Friday marked the 169th anniversary of the signing of the Treaty of Waitangi on 6 February 1840. The Treaty is New Zealand's founding document.

The commemorations at Waitangi in Northland have gone without a hitch, with a crowd of about 50,000 revelling in a holiday atmosphere.

For the first time in years there was no march to the flagstaff by Treaty activists, but just a small demonstration by a peace group.

As the day dawned on the birthplace of the nation, dignitaries including the Maori King, Tuheitia, and Prime Minister John Key attended a church service on the Treaty grounds, along with a record turnout of 1000 people.

Mr Key said a prayer and gave thanks for those who had the courage to sign the Treaty in 1840. He is the first Prime Minister to attend the dawn service in many years.

"It's a special place for New Zealanders and this is just again another small step in the progression towards racial harmony in New Zealand," he said.

Making an impressive sight on the bay just off Te Tii beach, 19 waka taua paddled out to salute Kingi Tuheitia and Mr Key as they watched the fleet from on board a twin-hulled waka.

Later, as the hundreds of warrior paddlers returned to shore, a mass haka rang out.

The crowd then relaxed in the sun for concerts by the Navy band and kapa haka groups.

The Navy again played a significant role at the Waitangi celebrations, including a 100-strong guard of honour and the HMNZS Canterbury anchored in the bay.

A 21-gun salute was fired from the ship at midday and the day ended with the beat the retreat ceremony conducted by the Navy.

Organiser Pita Paraone says he could not be happier with how the day went.
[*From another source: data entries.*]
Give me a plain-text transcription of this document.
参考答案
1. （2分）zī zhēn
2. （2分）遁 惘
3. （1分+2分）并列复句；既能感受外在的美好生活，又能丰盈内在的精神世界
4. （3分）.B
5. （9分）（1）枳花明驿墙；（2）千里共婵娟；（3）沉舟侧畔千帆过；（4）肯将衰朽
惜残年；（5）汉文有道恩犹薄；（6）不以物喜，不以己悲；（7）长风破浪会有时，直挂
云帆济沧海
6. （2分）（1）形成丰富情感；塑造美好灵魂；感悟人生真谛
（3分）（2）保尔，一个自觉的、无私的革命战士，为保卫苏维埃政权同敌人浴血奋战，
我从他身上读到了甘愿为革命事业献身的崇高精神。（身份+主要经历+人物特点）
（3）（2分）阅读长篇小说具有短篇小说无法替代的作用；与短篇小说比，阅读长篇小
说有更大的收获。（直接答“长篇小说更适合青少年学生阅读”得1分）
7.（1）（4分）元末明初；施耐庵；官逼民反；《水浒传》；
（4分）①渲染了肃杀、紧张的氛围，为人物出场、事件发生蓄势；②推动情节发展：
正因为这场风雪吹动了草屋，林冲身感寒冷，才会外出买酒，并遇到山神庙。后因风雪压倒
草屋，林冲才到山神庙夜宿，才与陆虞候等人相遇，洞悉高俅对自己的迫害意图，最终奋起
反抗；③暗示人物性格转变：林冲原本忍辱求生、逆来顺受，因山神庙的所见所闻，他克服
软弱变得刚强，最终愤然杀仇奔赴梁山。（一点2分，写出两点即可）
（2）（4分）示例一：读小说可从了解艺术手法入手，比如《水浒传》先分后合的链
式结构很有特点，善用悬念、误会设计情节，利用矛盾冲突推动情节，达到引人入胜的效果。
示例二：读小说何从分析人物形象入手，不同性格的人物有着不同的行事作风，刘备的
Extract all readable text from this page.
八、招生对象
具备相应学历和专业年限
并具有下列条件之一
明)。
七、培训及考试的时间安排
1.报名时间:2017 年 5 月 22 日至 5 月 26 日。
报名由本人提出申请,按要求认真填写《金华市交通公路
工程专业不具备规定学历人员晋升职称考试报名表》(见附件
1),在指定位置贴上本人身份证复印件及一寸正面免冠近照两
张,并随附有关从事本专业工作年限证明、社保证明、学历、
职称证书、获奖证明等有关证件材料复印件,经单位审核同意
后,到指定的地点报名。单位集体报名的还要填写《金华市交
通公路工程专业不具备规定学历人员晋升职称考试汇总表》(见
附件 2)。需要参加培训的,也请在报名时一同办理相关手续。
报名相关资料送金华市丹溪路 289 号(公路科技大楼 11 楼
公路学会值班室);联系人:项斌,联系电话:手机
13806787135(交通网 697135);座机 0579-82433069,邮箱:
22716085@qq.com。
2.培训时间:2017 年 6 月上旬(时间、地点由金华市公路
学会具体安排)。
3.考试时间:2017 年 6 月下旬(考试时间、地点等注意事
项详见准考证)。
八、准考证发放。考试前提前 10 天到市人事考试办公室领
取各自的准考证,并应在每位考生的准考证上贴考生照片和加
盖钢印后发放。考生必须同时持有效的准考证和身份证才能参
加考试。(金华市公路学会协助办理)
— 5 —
"This year we have a fairly new government and I think the relationship that (it) has been able to form with Maori political parties I think has contributed to the way the day has gone."

North Island events

In Auckland, people lined the shores of Okahu Bay to welcome dignitaries on yachts and waka. The event was a re-enactment of the landing of Governor Hobson there in 1841.

The event was the first time Auckland City Council and Ngati Whatua o Orakei have joined forces to host the official Waitangi Day celebration.

In Hawke's Bay, thousands gathered in sunny weather at Farndon park on the banks of the Clive River.

More than 100 people took part in marches from Napier and Hastings, many waving Maori sovereignty flags.

The theme of the celebrations was "Togetherness" and took place near where Hawke's Bay Maori chiefs signed the Treaty in June 1840.

The day included historical re-enactments of early settlers arriving in the region in cutters rowed by Sea Scouts, non-stop musical entertainment, waka rides and people signing a Treaty of the Spirit scroll.

In Wellington, about 12,000 packed a velodrome at Hataitai for a unique Waitangi Day concert.

The One Love festival uses the music of reggae star Bob Marley as a soundtrack for New Zealand's national day, as the musician was also born on 6 February. Headline acts were The Black Seeds and Little Bushman.

South Island celebrations

Official Waitangi Day celebrations in the South Island have been a relaxed affair, even though members of the Government did not attend.

In Southland, Ngai Tahu held a powhiri and luncheon at Te Rau Aroha marae at Bluff.

Iwi spokesperson Sir Tipene O'Regan says Ngai Tahu is not offended by the Government no-show and understands it has more pressing matters to deal with at Waitangi.

It fell to Opposition MP Pete Hodgson to speak on behalf of the Crown, which surprised many at the event.